Everytime i run a normal or even auto wash this is what it looks like when its fininshed. i've attached pics of the leftover detergent, etc. what i am possibly doing wrong? i dont overfill the compartment. what is going on this is very frustrating esp since i thought Bosch was better than most other brands. :vs_mad:


----------



## jimn (Nov 13, 2010)

Are you blocking the soap dish with a large pot or other utensil?


----------



## ZZZZZ (Oct 1, 2014)

Maybe your hot water supply line is partially blocked and not delivering enough hot water?


----------



## WhatRnsdownhill (Jan 13, 2016)

are you sure you can use powdered detergent in that unit?


----------



## louweed (Mar 10, 2012)

ShtRnsdownhill said:


> are you sure you can use powdered detergent in that unit?
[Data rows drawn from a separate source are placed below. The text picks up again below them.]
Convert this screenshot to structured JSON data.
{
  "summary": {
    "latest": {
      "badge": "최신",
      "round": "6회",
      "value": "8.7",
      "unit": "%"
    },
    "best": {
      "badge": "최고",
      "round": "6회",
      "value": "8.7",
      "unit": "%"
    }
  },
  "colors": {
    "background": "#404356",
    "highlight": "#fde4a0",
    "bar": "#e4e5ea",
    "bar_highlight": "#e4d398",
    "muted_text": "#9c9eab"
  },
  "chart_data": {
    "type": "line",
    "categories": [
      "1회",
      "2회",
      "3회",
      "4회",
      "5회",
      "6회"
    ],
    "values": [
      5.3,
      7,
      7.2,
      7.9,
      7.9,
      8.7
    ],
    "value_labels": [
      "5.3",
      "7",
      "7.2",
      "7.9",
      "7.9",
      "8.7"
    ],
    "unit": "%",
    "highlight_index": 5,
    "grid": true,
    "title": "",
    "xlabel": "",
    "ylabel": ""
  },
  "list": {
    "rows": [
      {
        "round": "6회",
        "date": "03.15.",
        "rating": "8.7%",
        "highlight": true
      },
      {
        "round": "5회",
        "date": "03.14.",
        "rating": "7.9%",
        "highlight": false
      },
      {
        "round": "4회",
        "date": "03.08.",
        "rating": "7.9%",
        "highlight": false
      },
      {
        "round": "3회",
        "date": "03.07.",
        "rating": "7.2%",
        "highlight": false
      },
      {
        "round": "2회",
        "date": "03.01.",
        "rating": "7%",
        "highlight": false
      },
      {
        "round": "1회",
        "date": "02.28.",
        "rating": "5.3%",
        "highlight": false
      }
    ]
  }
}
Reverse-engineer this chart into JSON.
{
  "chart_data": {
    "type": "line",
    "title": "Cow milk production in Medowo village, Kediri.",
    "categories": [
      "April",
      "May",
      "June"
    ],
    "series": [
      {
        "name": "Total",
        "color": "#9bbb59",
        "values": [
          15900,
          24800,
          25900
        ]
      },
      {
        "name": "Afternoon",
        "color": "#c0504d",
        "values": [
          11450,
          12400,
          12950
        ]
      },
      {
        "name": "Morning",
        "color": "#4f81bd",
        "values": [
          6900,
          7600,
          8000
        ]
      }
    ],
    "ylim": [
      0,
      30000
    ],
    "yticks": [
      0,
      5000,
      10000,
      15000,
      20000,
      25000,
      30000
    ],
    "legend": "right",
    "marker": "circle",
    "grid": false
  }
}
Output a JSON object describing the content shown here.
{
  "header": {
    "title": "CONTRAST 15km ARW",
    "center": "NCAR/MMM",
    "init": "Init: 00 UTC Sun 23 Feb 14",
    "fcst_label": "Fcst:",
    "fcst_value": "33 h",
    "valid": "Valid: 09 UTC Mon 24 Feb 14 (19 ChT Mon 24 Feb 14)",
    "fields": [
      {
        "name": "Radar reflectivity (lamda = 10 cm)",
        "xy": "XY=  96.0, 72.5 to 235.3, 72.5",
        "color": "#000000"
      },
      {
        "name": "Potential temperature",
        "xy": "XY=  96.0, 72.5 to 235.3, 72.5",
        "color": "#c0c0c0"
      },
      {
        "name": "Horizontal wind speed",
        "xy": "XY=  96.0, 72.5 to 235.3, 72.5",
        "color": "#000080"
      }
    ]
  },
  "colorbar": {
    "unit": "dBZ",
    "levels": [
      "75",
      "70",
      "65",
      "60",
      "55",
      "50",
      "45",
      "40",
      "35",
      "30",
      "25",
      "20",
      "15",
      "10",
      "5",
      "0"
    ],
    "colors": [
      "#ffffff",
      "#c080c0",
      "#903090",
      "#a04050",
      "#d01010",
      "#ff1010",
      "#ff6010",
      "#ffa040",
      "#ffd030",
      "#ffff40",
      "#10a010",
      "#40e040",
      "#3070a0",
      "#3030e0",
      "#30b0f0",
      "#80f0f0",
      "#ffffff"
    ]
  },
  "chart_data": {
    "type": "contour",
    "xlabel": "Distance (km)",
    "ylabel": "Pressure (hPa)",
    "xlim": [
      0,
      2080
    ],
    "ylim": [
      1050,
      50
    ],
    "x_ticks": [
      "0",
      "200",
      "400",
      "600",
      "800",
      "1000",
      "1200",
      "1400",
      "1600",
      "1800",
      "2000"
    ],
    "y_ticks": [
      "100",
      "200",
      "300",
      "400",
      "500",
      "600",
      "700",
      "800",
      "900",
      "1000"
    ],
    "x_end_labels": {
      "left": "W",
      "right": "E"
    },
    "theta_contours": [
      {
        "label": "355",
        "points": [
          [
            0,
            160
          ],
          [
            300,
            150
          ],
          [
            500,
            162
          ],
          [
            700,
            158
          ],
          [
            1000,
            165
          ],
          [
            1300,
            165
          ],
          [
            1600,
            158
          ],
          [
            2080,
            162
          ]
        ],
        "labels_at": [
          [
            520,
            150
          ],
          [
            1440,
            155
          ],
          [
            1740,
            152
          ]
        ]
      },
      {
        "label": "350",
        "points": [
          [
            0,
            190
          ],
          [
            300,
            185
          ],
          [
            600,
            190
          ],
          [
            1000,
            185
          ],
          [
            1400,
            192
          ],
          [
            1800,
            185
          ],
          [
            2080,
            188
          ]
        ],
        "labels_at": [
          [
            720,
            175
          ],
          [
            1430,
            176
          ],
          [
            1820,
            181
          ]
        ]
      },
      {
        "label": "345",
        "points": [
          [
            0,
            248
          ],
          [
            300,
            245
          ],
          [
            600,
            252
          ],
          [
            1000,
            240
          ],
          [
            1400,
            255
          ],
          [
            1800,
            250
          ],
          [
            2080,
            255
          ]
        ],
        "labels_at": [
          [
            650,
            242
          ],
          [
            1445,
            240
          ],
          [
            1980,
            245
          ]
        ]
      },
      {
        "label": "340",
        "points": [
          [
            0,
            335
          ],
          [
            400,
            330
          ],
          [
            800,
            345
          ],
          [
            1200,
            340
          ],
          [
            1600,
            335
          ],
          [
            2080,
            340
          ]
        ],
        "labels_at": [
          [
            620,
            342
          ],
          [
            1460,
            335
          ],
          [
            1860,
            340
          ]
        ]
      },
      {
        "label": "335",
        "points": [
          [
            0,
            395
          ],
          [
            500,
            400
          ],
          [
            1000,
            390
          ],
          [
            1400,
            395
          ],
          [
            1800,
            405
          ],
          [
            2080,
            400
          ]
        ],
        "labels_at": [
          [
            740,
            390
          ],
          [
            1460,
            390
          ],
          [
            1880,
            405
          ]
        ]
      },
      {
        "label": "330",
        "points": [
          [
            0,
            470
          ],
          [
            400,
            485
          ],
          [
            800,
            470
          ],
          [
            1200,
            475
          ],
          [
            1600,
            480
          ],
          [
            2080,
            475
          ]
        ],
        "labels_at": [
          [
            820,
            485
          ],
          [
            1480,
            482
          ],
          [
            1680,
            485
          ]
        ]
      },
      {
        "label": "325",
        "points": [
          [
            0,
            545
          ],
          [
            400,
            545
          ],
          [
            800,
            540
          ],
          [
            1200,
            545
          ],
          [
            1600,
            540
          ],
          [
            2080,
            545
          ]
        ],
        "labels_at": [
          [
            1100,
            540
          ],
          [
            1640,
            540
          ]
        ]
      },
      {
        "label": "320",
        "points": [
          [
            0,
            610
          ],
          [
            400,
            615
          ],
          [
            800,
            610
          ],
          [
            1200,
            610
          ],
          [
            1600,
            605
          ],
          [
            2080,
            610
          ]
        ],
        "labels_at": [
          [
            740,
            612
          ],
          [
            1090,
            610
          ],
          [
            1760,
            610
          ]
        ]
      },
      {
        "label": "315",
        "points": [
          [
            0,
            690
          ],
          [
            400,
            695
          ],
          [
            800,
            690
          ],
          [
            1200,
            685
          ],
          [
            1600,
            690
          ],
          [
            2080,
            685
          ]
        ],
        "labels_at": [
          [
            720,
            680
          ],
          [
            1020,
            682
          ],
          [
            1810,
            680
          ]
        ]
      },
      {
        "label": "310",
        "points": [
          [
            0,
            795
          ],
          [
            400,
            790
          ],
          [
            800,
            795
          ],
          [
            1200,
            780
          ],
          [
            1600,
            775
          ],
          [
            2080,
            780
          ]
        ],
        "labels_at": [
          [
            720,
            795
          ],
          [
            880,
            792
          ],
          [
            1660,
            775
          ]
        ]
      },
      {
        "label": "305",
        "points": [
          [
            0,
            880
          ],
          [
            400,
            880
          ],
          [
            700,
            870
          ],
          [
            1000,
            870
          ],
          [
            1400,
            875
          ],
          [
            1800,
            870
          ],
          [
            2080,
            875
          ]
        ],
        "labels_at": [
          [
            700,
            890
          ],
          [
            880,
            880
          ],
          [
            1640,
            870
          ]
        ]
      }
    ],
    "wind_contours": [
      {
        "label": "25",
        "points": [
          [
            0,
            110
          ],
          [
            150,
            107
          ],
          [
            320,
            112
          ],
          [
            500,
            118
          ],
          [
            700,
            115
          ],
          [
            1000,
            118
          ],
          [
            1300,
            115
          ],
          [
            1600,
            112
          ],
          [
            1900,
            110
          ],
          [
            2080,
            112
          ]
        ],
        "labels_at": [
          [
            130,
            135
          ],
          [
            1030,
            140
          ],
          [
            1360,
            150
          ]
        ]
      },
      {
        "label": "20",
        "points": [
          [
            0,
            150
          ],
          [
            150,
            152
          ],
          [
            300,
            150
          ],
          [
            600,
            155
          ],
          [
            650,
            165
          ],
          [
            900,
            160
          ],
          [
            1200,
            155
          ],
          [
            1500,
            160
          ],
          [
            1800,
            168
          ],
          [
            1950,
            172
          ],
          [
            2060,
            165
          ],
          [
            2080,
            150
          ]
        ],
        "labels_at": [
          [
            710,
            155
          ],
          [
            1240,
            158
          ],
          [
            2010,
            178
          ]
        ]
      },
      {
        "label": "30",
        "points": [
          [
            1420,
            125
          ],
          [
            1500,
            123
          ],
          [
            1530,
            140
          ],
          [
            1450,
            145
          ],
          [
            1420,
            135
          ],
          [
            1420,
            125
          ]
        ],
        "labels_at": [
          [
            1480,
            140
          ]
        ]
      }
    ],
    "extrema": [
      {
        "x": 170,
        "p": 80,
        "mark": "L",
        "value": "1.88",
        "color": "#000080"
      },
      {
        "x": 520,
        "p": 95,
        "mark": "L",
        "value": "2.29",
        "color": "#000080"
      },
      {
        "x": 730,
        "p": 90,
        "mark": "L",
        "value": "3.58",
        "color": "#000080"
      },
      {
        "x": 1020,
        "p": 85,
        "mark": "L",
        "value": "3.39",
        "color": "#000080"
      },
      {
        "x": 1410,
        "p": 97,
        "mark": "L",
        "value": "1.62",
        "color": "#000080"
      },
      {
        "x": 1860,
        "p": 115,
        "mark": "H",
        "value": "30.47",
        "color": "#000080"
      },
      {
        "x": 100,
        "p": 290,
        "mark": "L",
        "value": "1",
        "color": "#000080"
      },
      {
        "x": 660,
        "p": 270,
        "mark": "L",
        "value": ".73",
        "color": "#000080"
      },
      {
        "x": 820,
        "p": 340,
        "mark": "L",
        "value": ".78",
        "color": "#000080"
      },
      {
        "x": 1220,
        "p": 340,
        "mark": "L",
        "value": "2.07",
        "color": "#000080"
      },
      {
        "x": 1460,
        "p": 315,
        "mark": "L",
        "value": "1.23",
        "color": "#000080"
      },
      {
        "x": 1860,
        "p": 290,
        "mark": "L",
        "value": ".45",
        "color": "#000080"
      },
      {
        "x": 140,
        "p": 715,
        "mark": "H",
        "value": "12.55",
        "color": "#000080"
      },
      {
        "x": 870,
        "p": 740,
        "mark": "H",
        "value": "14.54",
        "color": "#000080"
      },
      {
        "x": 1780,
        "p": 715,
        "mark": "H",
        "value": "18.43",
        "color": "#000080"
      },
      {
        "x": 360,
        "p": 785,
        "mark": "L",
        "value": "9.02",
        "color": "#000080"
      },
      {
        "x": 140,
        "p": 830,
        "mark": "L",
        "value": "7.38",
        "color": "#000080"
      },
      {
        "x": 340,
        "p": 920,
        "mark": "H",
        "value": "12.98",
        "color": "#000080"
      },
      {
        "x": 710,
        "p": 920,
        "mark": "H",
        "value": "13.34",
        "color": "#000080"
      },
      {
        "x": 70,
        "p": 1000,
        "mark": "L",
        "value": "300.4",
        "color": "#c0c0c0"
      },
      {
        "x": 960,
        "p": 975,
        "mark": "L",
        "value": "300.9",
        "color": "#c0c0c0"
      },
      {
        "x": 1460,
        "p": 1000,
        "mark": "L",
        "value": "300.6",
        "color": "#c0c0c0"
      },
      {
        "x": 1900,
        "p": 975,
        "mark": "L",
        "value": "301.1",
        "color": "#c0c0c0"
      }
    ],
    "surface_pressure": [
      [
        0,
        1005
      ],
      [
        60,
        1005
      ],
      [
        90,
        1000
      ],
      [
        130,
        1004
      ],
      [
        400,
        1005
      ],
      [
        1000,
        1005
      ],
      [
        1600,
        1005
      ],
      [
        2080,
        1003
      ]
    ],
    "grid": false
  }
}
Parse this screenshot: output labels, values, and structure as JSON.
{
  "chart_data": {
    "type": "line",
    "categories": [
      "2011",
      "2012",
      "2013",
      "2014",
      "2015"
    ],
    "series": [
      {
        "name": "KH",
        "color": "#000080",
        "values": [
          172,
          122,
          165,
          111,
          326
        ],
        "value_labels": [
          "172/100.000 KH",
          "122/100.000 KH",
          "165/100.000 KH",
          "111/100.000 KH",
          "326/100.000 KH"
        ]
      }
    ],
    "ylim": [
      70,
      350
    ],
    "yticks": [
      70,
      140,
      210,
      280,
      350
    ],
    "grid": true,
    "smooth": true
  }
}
idk i just assumed it was ok seeing that the compartment read dishwasher detergent only. i mean i guess i could use liguid/gel but for my needs powder is much cheaper and i dont have nice dishes so i not fancy like that. where would one get an answer to powder vs. liquid?


----------



## ZZZZZ (Oct 1, 2014)

louweed said:


> idk i just assumed it was ok seeing that the compartment read dishwasher detergent only. i mean i guess i could use liguid/gel but for my needs powder is much cheaper and i dont have nice dishes so i not fancy like that. * where would one get an answer to powder vs. liquid?[*/QUOTE]
> 
> The owner's manual will tell you what type of detergent to use.


----------



## SPS-1 (Oct 21, 2008)

My Bosch Dishwasher instructions say powder or tablets are acceptable (although when I was looking for dishwashers one salesman did specify to use tablets). But instructions say *one tablespoon* of detergent should be used --- maximum 3 tablespoons if you have extremely dirty load.

Have you been overfilling ?


----------



## louweed (Mar 10, 2012)

ZZZZZ said:


> louweed said:
> 
> 
> > idk i just assumed it was ok seeing that the compartment read dishwasher detergent only. i mean i guess i could use liguid/gel but for my needs powder is much cheaper and i dont have nice dishes so i not fancy like that. * where would one get an answer to powder vs. liquid?[*/QUOTE]
> ...


----------



## djlandkpl (Jan 29, 2013)

There was a similar post for a Bosch dishwasher not cleaning well. Turned out to be a clogged water line. I'd start there.


----------



## louweed (Mar 10, 2012)

djlandkpl said:


> There was a similar post for a Bosch dishwasher not cleaning well. Turned out to be a clogged water line. I'd start there.


i didnt have any problems with my old 90's GE dishwasher that i replaced with the BOSCH so it seemd to be an appliance issue not a water line issue. But just in case it is the latter how do i check the water line for problems?


----------



## WhatRnsdownhill (Jan 13, 2016)

before going crazy looking for problems, put half the powder that you were using in that cup and run a cycle and see what happens...


----------



## frankrad (Jan 28, 2016)

Try running your sink faucet on hot before you start the DW. That gets the hot water in the dishwasher right at the start.


----------



## jmon (Nov 5, 2012)

Agree with post 7. You are possibly using too much detergent. Reread post 7, and try one tablespoon of detergent. Adjust from there.

If you can't find your owners manual go to bosch's website and download it free and print it out. The information you seek will be in the* "adding detergent and rinse agent"*, section.


----------



## Bob Sanders (Nov 10, 2013)

I have the same dishwasher and don't have that issue. Of course I don't use powder (I use dissolving blocks) but I would suggest you are not loading properly or at least placing big items right in front of the soap dispenser.


----------